One can answer your question positively, although I haven't tried to compute $g_R$ as a function of $R$.
One can tessellate a certain right-angled pentagon by $238$ triangles.
Moreover, a genus 2 surface is an index 8 orbifold cover of the right-angle pentagon orbifold (i.e. an index 8 torsion free subgroup of the reflection group in a right-angled pentagon is a genus 2 surface group).
The area of a right-angled pentagon is $\pi/2$, and by Gauss-Bonnet the area of a genus $g$ surface is $4\pi(g-1)$, so one wants to find tessellations of a right-angled polygon by $g-1$ right-angled pentagons. The reflection group in this polygon will be an index $g-1$ subgroup of the right-angled pentagon reflection group. Then the induced index 8 subgroup will be a genus $g$ surface group.
Thus, we'd like to know for a given $g$, what is the right-angled polygon tessellated by right-angled pentagons which contains a disk of radius $R$? Eight copies of this polygon will give a fundamental domain for the surface group, and hence have the properties you desire.
As in Peter Scott's proof of the residual finiteness of surface groups, given a disk of radius $R$, we may take its convex hull with respect to the lines in the pentagonal tiling.

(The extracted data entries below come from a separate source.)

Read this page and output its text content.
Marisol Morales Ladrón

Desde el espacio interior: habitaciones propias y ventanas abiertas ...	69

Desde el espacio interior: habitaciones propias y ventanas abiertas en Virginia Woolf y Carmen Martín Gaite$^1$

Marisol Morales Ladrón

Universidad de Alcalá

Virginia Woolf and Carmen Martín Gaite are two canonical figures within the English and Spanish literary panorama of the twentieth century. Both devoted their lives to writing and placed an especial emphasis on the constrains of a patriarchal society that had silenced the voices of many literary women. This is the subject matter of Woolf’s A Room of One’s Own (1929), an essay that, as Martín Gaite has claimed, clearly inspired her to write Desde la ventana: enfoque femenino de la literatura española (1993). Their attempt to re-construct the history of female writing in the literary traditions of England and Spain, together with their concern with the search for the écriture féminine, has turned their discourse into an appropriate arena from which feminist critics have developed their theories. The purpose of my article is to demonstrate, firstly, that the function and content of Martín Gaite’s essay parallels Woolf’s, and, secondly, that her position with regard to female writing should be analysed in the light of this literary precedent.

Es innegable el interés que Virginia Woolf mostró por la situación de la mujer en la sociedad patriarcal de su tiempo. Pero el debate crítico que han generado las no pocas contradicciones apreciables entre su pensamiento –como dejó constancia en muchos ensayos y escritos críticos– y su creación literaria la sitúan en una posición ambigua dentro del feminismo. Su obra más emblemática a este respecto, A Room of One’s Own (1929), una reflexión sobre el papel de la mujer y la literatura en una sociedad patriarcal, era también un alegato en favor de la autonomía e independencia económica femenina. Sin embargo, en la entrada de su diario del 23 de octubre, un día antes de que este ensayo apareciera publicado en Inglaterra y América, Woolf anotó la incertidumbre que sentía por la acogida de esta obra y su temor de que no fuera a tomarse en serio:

This will take some number of pentagons which is roughly exponential in $R$. As $R$ increases, we will get a sequence of linear growth $R_n$ with tilings containing $s_n$ pentagon tiles and containing a disk of radius $R_n$. In this diagram, the polygons are made of a convex union of pentagons containing each circle (note, the pentagon made of 238 triangles has a different shape since it's not regular, this is just for demonstration, but would still yield $R_n$ up to quasi-isometry):
To interpolate between the $s_n$, a simple thing one can do is add a string of right-pentagons onto a free boundary component. Doing this, we can get any number of pentagons between $s_n$ and $s_{n+1}$, and hence for any number.